What advice would you have for students that are thinking about taking that leap?

David: It’s about getting off campus, and doing that in two ways. First, you only have the student card to play for so long. You can call almost any HBS alum and really anyone in the entire startup world and say, “Hey, I’m an HBS student, and I’m thinking about XYZ. Can I have a minute of your time?” But as soon as you graduate, you’re another HBS grad of which they’re thousands, so you should reach who you’d like to reach while you’re still a student.

Second, it’s easy to stay in the bubble of campus. But there are lots of events in and around Boston. You could take a long weekend and got to New York and there’s a startup scene there. There’s a startup scene here at Harvard but think about how you expand on that.

Dimitri: Startups are really hard, so if you’re going to get serious about it, then get serious about it.

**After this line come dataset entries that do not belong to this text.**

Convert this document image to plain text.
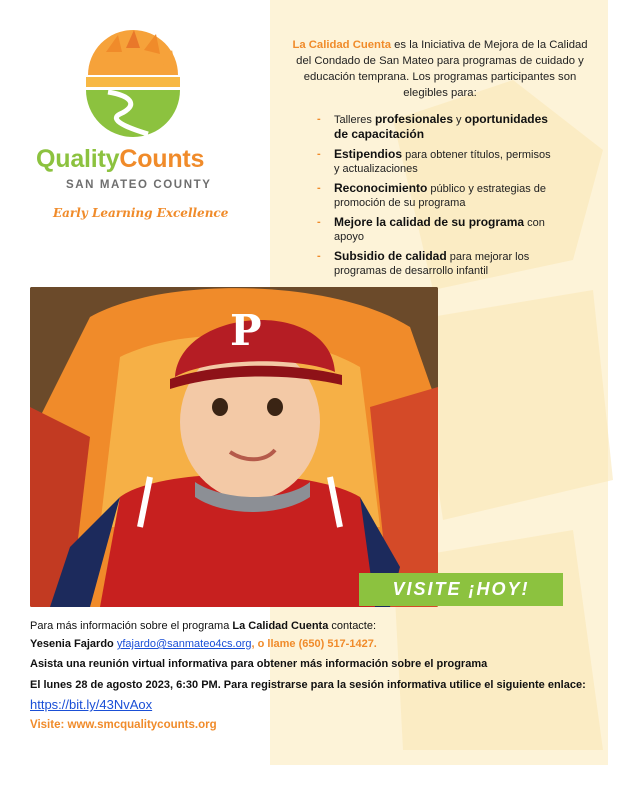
QualityCounts
SAN MATEO COUNTY
Early Learning Excellence
La Calidad Cuenta es la Iniciativa de Mejora de la Calidad del Condado de San Mateo para programas de cuidado y educación temprana. Los programas participantes son elegibles para:
- Talleres profesionales y oportunidades de capacitación
- Estipendios para obtener títulos, permisos y actualizaciones
- Reconocimiento público y estrategias de promoción de su programa
- Mejore la calidad de su programa con apoyo
- Subsidio de calidad para mejorar los programas de desarrollo infantil
P
VISITE ¡HOY!
Para más información sobre el programa La Calidad Cuenta contacte:
Yesenia Fajardo yfajardo@sanmateo4cs.org, o llame (650) 517-1427.
Asista una reunión virtual informativa para obtener más información sobre el programa
El lunes 28 de agosto 2023, 6:30 PM. Para registrarse para la sesión informativa utilice el siguiente enlace:
https://bit.ly/43NvAox
Visite: www.smcqualitycounts.org
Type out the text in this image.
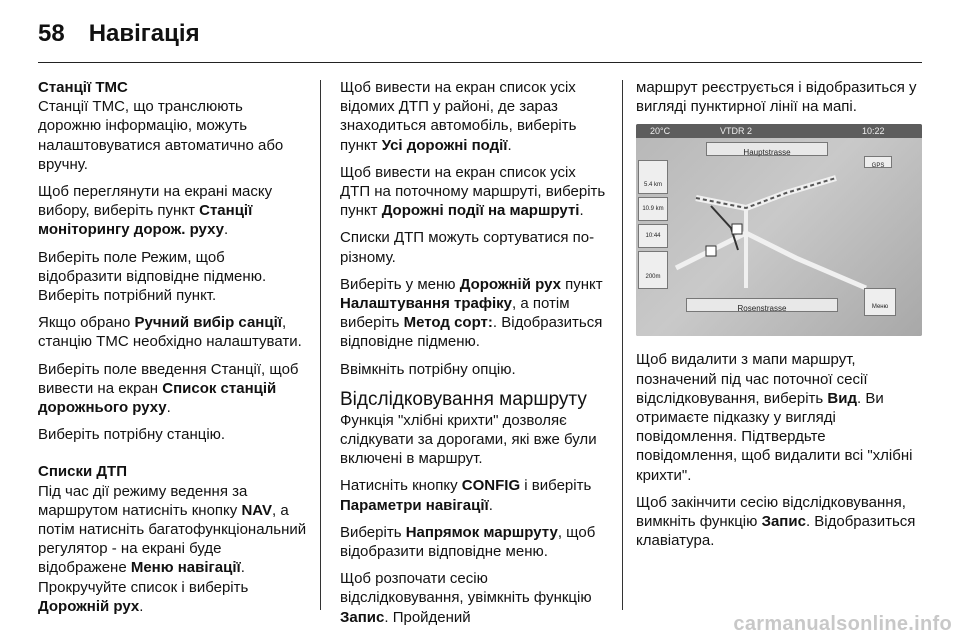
58 Навігація
Станції TMC

Станції TMC, що транслюють дорожню інформацію, можуть налаштовуватися автоматично або вручну.

Щоб переглянути на екрані маску вибору, виберіть пункт Станції моніторингу дорож. руху.

Виберіть поле Режим, щоб відобразити відповідне підменю. Виберіть потрібний пункт.

Якщо обрано Ручний вибір санції, станцію TMC необхідно налаштувати.

Виберіть поле введення Станції, щоб вивести на екран Список станцій дорожнього руху.

Виберіть потрібну станцію.

Списки ДТП

Під час дії режиму ведення за маршрутом натисніть кнопку NAV, а потім натисніть багатофункціональний регулятор - на екрані буде відображене Меню навігації. Прокручуйте список і виберіть Дорожній рух.

Щоб вивести на екран список усіх відомих ДТП у районі, де зараз знаходиться автомобіль, виберіть пункт Усі дорожні події.

Щоб вивести на екран список усіх ДТП на поточному маршруті, виберіть пункт Дорожні події на маршруті.

Списки ДТП можуть сортуватися по-різному.

Виберіть у меню Дорожній рух пункт Налаштування трафіку, а потім виберіть Метод сорт:. Відобразиться відповідне підменю.

Ввімкніть потрібну опцію.

Відслідковування маршруту

Функція "хлібні крихти" дозволяє слідкувати за дорогами, які вже були включені в маршрут.

Натисніть кнопку CONFIG і виберіть Параметри навігації.

Виберіть Напрямок маршруту, щоб відобразити відповідне меню.

Щоб розпочати сесію відслідковування, увімкніть функцію Запис. Пройдений

маршрут реєструється і відобразиться у вигляді пунктирної лінії на мапі.

20°C	VTDR 2	10:22
Hauptstrasse
GPS
Rosenstrasse	Меню
5.4 km
10.9 km
10:44
200m

Щоб видалити з мапи маршрут, позначений під час поточної сесії відслідковування, виберіть Вид. Ви отримаєте підказку у вигляді повідомлення. Підтвердьте повідомлення, щоб видалити всі "хлібні крихти".

Щоб закінчити сесію відслідковування, вимкніть функцію Запис. Відобразиться клавіатура.

carmanualsonline.info
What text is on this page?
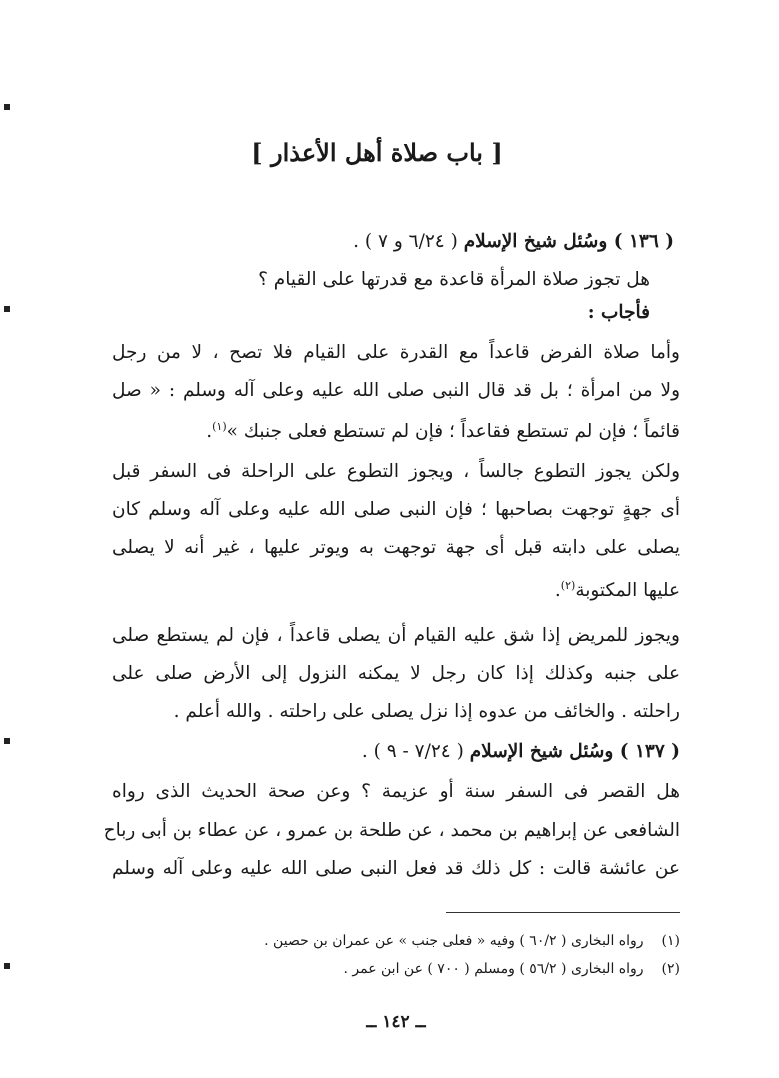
[ باب صلاة أهل الأعذار ]
( ١٣٦ ) وسُئل شيخ الإسلام ( ٦/٢٤ و ٧ ) .
هل تجوز صلاة المرأة قاعدة مع قدرتها على القيام ؟
فأجاب :
وأما صلاة الفرض قاعداً مع القدرة على القيام فلا تصح ، لا من رجل
ولا من امرأة ؛ بل قد قال النبى صلى الله عليه وعلى آله وسلم : « صل
قائماً ؛ فإن لم تستطع فقاعداً ؛ فإن لم تستطع فعلى جنبك »$^{(١)}$.
ولكن يجوز التطوع جالساً ، ويجوز التطوع على الراحلة فى السفر قبل
أى جهةٍ توجهت بصاحبها ؛ فإن النبى صلى الله عليه وعلى آله وسلم كان
يصلى على دابته قبل أى جهة توجهت به ويوتر عليها ، غير أنه لا يصلى
عليها المكتوبة$^{(٢)}$.
ويجوز للمريض إذا شق عليه القيام أن يصلى قاعداً ، فإن لم يستطع صلى
على جنبه وكذلك إذا كان رجل لا يمكنه النزول إلى الأرض صلى على
راحلته . والخائف من عدوه إذا نزل يصلى على راحلته . والله أعلم .
( ١٣٧ ) وسُئل شيخ الإسلام ( ٧/٢٤ - ٩ ) .
هل القصر فى السفر سنة أو عزيمة ؟ وعن صحة الحديث الذى رواه
الشافعى عن إبراهيم بن محمد ، عن طلحة بن عمرو ، عن عطاء بن أبى رباح
عن عائشة قالت : كل ذلك قد فعل النبى صلى الله عليه وعلى آله وسلم
(١) رواه البخارى ( ٦٠/٢ ) وفيه « فعلى جنب » عن عمران بن حصين .
(٢) رواه البخارى ( ٥٦/٢ ) ومسلم ( ٧٠٠ ) عن ابن عمر .
ــ ١٤٢ ــ
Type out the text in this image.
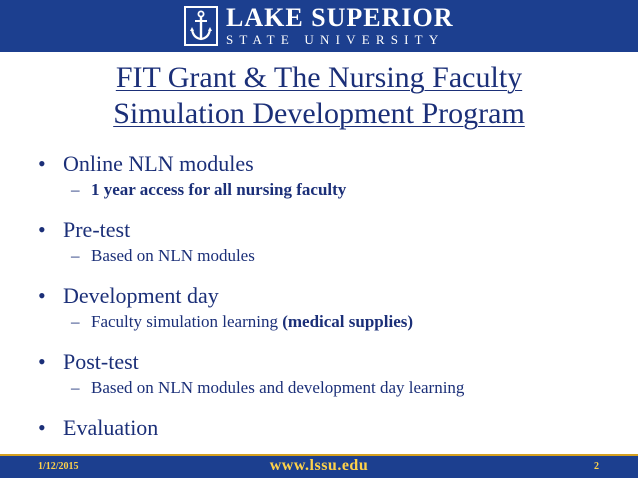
LAKE SUPERIOR
STATE UNIVERSITY
FIT Grant & The Nursing Faculty
Simulation Development Program
• Online NLN modules
– 1 year access for all nursing faculty
• Pre-test
– Based on NLN modules
• Development day
– Faculty simulation learning (medical supplies)
• Post-test
– Based on NLN modules and development day learning
• Evaluation
1/12/2015	www.lssu.edu	2
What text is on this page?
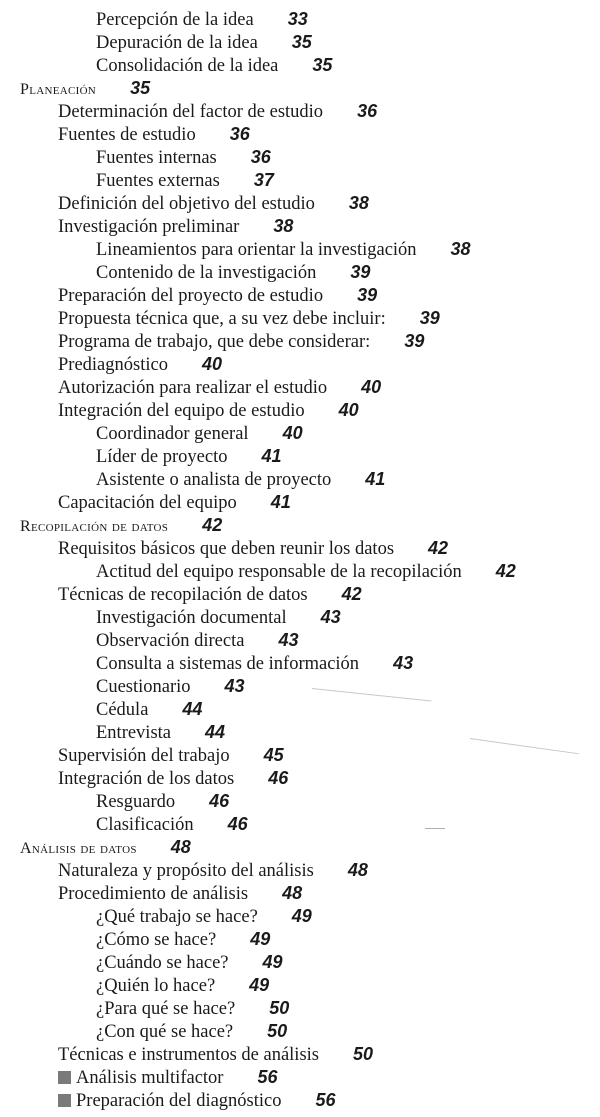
Percepción de la idea 33
Depuración de la idea 35
Consolidación de la idea 35
Planeación 35
Determinación del factor de estudio 36
Fuentes de estudio 36
Fuentes internas 36
Fuentes externas 37
Definición del objetivo del estudio 38
Investigación preliminar 38
Lineamientos para orientar la investigación 38
Contenido de la investigación 39
Preparación del proyecto de estudio 39
Propuesta técnica que, a su vez debe incluir: 39
Programa de trabajo, que debe considerar: 39
Prediagnóstico 40
Autorización para realizar el estudio 40
Integración del equipo de estudio 40
Coordinador general 40
Líder de proyecto 41
Asistente o analista de proyecto 41
Capacitación del equipo 41
Recopilación de datos 42
Requisitos básicos que deben reunir los datos 42
Actitud del equipo responsable de la recopilación 42
Técnicas de recopilación de datos 42
Investigación documental 43
Observación directa 43
Consulta a sistemas de información 43
Cuestionario 43
Cédula 44
Entrevista 44
Supervisión del trabajo 45
Integración de los datos 46
Resguardo 46
Clasificación 46
Análisis de datos 48
Naturaleza y propósito del análisis 48
Procedimiento de análisis 48
¿Qué trabajo se hace? 49
¿Cómo se hace? 49
¿Cuándo se hace? 49
¿Quién lo hace? 49
¿Para qué se hace? 50
¿Con qué se hace? 50
Técnicas e instrumentos de análisis 50
Análisis multifactor 56
Preparación del diagnóstico 56
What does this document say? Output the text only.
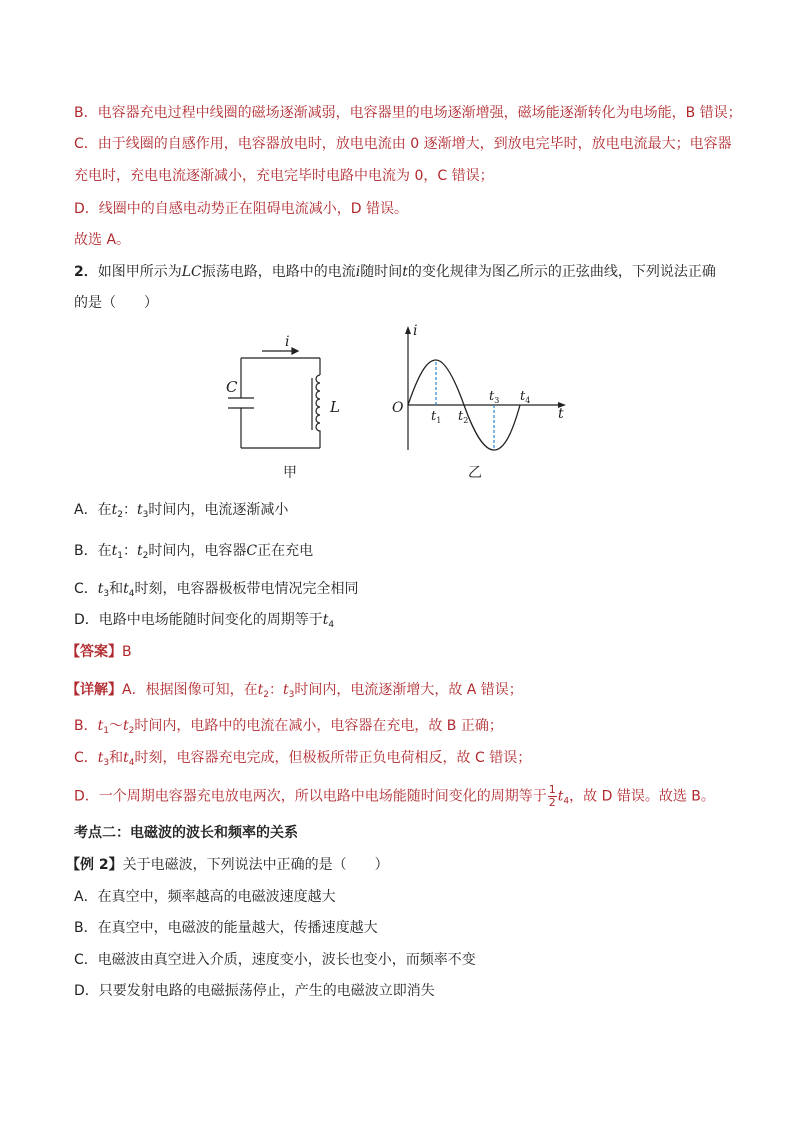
B．电容器充电过程中线圈的磁场逐渐减弱，电容器里的电场逐渐增强，磁场能逐渐转化为电场能，B 错误；
C．由于线圈的自感作用，电容器放电时，放电电流由 0 逐渐增大，到放电完毕时，放电电流最大；电容器
充电时，充电电流逐渐减小，充电完毕时电路中电流为 0，C 错误；
D．线圈中的自感电动势正在阻碍电流减小，D 错误。
故选 A。
2．如图甲所示为LC振荡电路，电路中的电流i随时间t的变化规律为图乙所示的正弦曲线，下列说法正确
的是（　　）
i
C
L
甲
i
t
O
$t_1$ $t_2$
$t_3$ $t_4$
乙
A．在$t_2$：$t_3$时间内，电流逐渐减小
B．在$t_1$：$t_2$时间内，电容器C正在充电
C．$t_3$和$t_4$时刻，电容器极板带电情况完全相同
D．电路中电场能随时间变化的周期等于$t_4$
【答案】B
【详解】A．根据图像可知，在$t_2$：$t_3$时间内，电流逐渐增大，故 A 错误；
B．$t_1\sim t_2$时间内，电路中的电流在减小，电容器在充电，故 B 正确；
C．$t_3$和$t_4$时刻，电容器充电完成，但极板所带正负电荷相反，故 C 错误；
D．一个周期电容器充电放电两次，所以电路中电场能随时间变化的周期等于 $\frac{1}{2} t_4$，故 D 错误。故选 B。
考点二：电磁波的波长和频率的关系
【例 2】关于电磁波，下列说法中正确的是（　　）
A．在真空中，频率越高的电磁波速度越大
B．在真空中，电磁波的能量越大，传播速度越大
C．电磁波由真空进入介质，速度变小，波长也变小，而频率不变
D．只要发射电路的电磁振荡停止，产生的电磁波立即消失
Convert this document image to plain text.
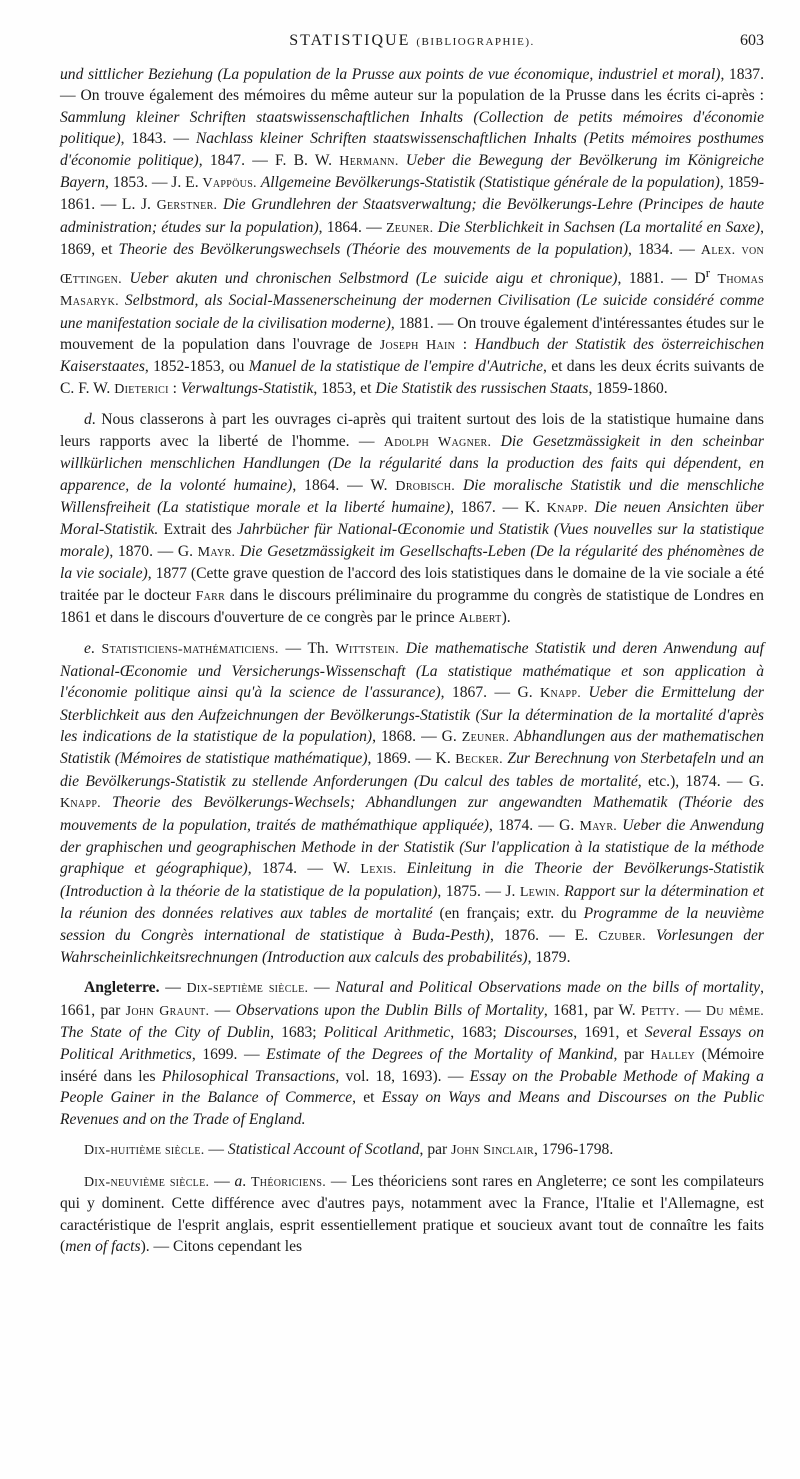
STATISTIQUE (BIBLIOGRAPHIE).	603

und sittlicher Beziehung (La population de la Prusse aux points de vue économique, industriel et moral), 1837. — On trouve également des mémoires du même auteur sur la population de la Prusse dans les écrits ci-après : Sammlung kleiner Schriften staatswissenschaftlichen Inhalts (Collection de petits mémoires d'économie politique), 1843. — Nachlass kleiner Schriften staatswissenschaftlichen Inhalts (Petits mémoires posthumes d'économie politique), 1847. — F. B. W. Hermann. Ueber die Bewegung der Bevölkerung im Königreiche Bayern, 1853. — J. E. Vappöus. Allgemeine Bevölkerungs-Statistik (Statistique générale de la population), 1859-1861. — L. J. Gerstner. Die Grundlehren der Staatsverwaltung; die Bevölkerungs-Lehre (Principes de haute administration; études sur la population), 1864. — Zeuner. Die Sterblichkeit in Sachsen (La mortalité en Saxe), 1869, et Theorie des Bevölkerungswechsels (Théorie des mouvements de la population), 1834. — Alex. von Œttingen. Ueber akuten und chronischen Selbstmord (Le suicide aigu et chronique), 1881. — $D^r$ Thomas Masaryk. Selbstmord, als Social-Massenerscheinung der modernen Civilisation (Le suicide considéré comme une manifestation sociale de la civilisation moderne), 1881. — On trouve également d'intéressantes études sur le mouvement de la population dans l'ouvrage de Joseph Hain : Handbuch der Statistik des österreichischen Kaiserstaates, 1852-1853, ou Manuel de la statistique de l'empire d'Autriche, et dans les deux écrits suivants de C. F. W. Dieterici : Verwaltungs-Statistik, 1853, et Die Statistik des russischen Staats, 1859-1860.

d. Nous classerons à part les ouvrages ci-après qui traitent surtout des lois de la statistique humaine dans leurs rapports avec la liberté de l'homme. — Adolph Wagner. Die Gesetzmässigkeit in den scheinbar willkürlichen menschlichen Handlungen (De la régularité dans la production des faits qui dépendent, en apparence, de la volonté humaine), 1864. — W. Drobisch. Die moralische Statistik und die menschliche Willensfreiheit (La statistique morale et la liberté humaine), 1867. — K. Knapp. Die neuen Ansichten über Moral-Statistik. Extrait des Jahrbücher für National-Œconomie und Statistik (Vues nouvelles sur la statistique morale), 1870. — G. Mayr. Die Gesetzmässigkeit im Gesellschafts-Leben (De la régularité des phénomènes de la vie sociale), 1877 (Cette grave question de l'accord des lois statistiques dans le domaine de la vie sociale a été traitée par le docteur Farr dans le discours préliminaire du programme du congrès de statistique de Londres en 1861 et dans le discours d'ouverture de ce congrès par le prince Albert).

e. Statisticiens-mathématiciens. — Th. Wittstein. Die mathematische Statistik und deren Anwendung auf National-Œconomie und Versicherungs-Wissenschaft (La statistique mathématique et son application à l'économie politique ainsi qu'à la science de l'assurance), 1867. — G. Knapp. Ueber die Ermittelung der Sterblichkeit aus den Aufzeichnungen der Bevölkerungs-Statistik (Sur la détermination de la mortalité d'après les indications de la statistique de la population), 1868. — G. Zeuner. Abhandlungen aus der mathematischen Statistik (Mémoires de statistique mathématique), 1869. — K. Becker. Zur Berechnung von Sterbetafeln und an die Bevölkerungs-Statistik zu stellende Anforderungen (Du calcul des tables de mortalité, etc.), 1874. — G. Knapp. Theorie des Bevölkerungs-Wechsels; Abhandlungen zur angewandten Mathematik (Théorie des mouvements de la population, traités de mathémathique appliquée), 1874. — G. Mayr. Ueber die Anwendung der graphischen und geographischen Methode in der Statistik (Sur l'application à la statistique de la méthode graphique et géographique), 1874. — W. Lexis. Einleitung in die Theorie der Bevölkerungs-Statistik (Introduction à la théorie de la statistique de la population), 1875. — J. Lewin. Rapport sur la détermination et la réunion des données relatives aux tables de mortalité (en français; extr. du Programme de la neuvième session du Congrès international de statistique à Buda-Pesth), 1876. — E. Czuber. Vorlesungen der Wahrscheinlichkeitsrechnungen (Introduction aux calculs des probabilités), 1879.

Angleterre. — Dix-septième siècle. — Natural and Political Observations made on the bills of mortality, 1661, par John Graunt. — Observations upon the Dublin Bills of Mortality, 1681, par W. Petty. — Du même. The State of the City of Dublin, 1683; Political Arithmetic, 1683; Discourses, 1691, et Several Essays on Political Arithmetics, 1699. — Estimate of the Degrees of the Mortality of Mankind, par Halley (Mémoire inséré dans les Philosophical Transactions, vol. 18, 1693). — Essay on the Probable Methode of Making a People Gainer in the Balance of Commerce, et Essay on Ways and Means and Discourses on the Public Revenues and on the Trade of England.

Dix-huitième siècle. — Statistical Account of Scotland, par John Sinclair, 1796-1798.

Dix-neuvième siècle. — a. Théoriciens. — Les théoriciens sont rares en Angleterre; ce sont les compilateurs qui y dominent. Cette différence avec d'autres pays, notamment avec la France, l'Italie et l'Allemagne, est caractéristique de l'esprit anglais, esprit essentiellement pratique et soucieux avant tout de connaître les faits (men of facts). — Citons cependant les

Part of the challenge with students is that, if things are going well and you’re building for success, then you need to drop out. Certainly if you’re starting something in your first year, you shouldn’t expect to be around the second year … unless you plan on the company not succeeding next year, in which case, why are you starting a company in the first place?

I’m not advocating for not graduating, but if you find a real problem to solve, then make that binary decision to do it or not. Startups are this sexy thing now, and it’s sort of viewed as a hobby, but startups can’t be hobbies. They’re just too hard. You can’t just walk around “thinking about it,” so if you’re looking to start a company, then that should become the main thing you’re doing.

David: One of the people we backed said that when he graduated, he just planned on being unemployed. He said it tongue-and-cheek — but I think that mentality is important. There can be a little bit of a stickler attitude from HBS about getting jobs at recognizable companies, but this guy said, “No, I’m just going to be unemployed and pursue this idea.” And you need to embrace that if you’re a founder.